40 rounds, witness marks on the scope tube stayed true.
For those not into 12 pages of posts novels, here’s my assessment:
Leupold’s - probably fine, just the wrong part. I still can’t get the website to show which is 6 vs 9 lug, but I clicked “buy” and paid the money. I own it.
The Talley’s finally held. Most recent round of failure I’m positive was because they weren’t tight enough. I ditched the torque wrench and used the included torx elbow wrench. Last night, I set the torque wrench low and incrementally increased it until it would back the screws out. My rough guess is that hand tightening put them in the mid teens. I busted the torque wrench out, put 25-ish on them, dry, held fine today. The difference is the very first time they had a good amount of loctite on them, and were at the 20in-lb mark.
Lessons learned:
- Form has a great detailed writeup on installation on another forum with good photos. But, he also lives in a world where he shoots/observes more rounds fired every month than I have shot in my adult life. If you do as well, press on, brother. My feel for it is substandard. I’m pretty good at flying, but it’ll be a torque wrench for me from now on.

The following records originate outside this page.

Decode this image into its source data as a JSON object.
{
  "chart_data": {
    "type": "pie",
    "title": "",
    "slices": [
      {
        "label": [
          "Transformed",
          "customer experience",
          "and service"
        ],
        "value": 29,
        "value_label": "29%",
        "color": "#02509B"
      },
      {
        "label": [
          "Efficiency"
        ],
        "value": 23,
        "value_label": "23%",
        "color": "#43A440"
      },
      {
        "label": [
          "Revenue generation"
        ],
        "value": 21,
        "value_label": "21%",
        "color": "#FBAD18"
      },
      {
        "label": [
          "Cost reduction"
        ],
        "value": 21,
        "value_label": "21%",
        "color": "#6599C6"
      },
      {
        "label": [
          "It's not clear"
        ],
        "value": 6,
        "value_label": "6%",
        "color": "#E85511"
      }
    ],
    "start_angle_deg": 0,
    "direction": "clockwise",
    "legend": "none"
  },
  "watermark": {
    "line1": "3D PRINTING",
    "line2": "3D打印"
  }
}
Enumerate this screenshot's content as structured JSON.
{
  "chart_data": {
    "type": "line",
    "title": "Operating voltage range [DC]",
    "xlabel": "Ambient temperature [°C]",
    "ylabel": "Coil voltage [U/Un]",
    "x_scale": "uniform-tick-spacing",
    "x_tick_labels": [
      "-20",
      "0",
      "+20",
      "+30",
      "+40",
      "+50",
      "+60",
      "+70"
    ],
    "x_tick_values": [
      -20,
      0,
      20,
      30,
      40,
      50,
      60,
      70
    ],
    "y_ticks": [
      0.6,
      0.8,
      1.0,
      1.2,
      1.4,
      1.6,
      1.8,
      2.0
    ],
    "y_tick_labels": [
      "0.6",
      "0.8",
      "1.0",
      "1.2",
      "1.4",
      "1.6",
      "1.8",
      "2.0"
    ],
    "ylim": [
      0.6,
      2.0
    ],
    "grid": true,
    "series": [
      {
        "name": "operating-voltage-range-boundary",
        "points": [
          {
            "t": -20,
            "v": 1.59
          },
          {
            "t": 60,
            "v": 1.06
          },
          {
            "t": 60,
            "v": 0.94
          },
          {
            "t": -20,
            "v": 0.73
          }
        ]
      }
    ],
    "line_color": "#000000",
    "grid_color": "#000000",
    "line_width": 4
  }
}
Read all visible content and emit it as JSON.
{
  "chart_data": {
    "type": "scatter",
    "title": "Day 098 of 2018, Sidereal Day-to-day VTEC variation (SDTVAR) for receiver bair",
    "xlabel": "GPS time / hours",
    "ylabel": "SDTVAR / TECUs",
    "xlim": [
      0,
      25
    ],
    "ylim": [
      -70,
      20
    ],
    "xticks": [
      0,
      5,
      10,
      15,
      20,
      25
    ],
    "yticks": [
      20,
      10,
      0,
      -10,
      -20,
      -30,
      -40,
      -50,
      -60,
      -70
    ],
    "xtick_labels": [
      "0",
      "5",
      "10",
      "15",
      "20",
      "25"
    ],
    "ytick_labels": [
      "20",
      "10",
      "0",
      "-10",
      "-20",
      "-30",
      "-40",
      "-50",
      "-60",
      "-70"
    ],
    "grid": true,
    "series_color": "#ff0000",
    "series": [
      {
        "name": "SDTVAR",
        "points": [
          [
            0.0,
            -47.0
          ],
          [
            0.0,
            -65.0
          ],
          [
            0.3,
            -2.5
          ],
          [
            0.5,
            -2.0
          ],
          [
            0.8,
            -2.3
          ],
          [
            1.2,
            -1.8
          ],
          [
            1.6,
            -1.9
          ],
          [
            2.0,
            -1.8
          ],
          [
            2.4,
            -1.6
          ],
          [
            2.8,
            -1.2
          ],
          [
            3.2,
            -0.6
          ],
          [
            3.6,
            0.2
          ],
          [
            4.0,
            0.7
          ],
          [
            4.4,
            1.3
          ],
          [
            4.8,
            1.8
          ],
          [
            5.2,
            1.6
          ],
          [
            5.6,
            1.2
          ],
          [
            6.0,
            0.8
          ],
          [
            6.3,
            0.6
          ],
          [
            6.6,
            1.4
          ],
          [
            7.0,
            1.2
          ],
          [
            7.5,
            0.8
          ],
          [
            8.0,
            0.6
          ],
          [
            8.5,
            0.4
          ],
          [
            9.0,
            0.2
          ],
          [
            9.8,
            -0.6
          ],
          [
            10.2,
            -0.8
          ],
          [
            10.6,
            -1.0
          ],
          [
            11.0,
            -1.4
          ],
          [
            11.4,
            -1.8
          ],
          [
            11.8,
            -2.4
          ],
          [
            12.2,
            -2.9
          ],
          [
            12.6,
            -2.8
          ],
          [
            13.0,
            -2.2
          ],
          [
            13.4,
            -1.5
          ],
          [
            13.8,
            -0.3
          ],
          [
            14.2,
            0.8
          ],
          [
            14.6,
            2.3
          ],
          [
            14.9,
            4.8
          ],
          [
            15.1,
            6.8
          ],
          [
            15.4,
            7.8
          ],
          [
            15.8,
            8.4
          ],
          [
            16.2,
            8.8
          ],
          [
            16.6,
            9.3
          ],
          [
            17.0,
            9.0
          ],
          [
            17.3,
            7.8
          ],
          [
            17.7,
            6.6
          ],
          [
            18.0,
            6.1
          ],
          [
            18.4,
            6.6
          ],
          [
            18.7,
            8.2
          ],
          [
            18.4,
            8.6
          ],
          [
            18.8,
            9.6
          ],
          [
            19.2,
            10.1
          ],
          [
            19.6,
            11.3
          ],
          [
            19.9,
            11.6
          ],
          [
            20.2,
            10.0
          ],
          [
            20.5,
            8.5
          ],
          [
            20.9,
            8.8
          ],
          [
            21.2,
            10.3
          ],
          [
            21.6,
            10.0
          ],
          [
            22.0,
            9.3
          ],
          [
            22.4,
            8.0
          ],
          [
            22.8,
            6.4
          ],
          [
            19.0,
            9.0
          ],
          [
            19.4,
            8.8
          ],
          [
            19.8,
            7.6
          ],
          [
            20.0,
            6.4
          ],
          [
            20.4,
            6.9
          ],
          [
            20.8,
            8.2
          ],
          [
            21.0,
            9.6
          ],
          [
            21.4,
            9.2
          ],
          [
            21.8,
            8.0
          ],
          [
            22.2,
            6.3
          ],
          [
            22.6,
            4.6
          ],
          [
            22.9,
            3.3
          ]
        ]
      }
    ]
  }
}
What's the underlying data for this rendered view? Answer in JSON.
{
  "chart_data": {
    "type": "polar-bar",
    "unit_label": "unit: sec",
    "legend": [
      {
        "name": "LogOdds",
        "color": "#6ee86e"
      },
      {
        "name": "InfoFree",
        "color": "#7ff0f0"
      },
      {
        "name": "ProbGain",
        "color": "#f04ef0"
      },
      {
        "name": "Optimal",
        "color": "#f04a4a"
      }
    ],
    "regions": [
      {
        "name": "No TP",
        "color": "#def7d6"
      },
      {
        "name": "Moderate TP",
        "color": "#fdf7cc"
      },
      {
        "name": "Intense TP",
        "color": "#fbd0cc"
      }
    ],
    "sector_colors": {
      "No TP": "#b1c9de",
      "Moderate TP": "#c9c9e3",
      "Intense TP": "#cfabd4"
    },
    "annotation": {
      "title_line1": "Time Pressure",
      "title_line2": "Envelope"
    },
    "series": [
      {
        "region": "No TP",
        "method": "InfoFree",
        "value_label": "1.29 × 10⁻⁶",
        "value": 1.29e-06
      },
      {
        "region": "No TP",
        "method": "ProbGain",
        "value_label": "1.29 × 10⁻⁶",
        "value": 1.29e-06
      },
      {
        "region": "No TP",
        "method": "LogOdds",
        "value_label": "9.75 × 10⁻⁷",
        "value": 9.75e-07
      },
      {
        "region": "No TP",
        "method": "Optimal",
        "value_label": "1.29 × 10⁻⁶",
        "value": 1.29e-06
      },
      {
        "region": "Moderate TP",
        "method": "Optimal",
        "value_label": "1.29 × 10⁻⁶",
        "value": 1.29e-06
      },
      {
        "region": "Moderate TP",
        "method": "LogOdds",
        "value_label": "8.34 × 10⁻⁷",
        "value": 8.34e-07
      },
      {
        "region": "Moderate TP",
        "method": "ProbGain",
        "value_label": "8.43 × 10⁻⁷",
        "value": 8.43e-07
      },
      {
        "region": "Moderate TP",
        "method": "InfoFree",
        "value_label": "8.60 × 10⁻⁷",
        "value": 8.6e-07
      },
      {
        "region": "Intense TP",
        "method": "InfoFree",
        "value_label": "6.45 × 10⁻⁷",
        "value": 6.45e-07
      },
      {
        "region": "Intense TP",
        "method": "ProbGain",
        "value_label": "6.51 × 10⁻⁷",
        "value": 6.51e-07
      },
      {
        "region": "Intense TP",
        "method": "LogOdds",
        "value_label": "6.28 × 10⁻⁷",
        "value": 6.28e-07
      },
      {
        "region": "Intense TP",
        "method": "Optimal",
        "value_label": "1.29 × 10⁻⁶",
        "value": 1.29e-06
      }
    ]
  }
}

- Loctite. I’ve read dozens of convincing arguments for and against. I’ve traditionally used it. BUT: I noticed through the process that it never set. During disassembly, most of it was still wet, even if after a week. I suspect that living in a grossly humid environment is not a good thing for it. So pardon my French, but I’ll be going in dry from now on. (I will , however, dab the screw tops with hardened nail polish to keep junk and moisture out and act as a screw position witness.)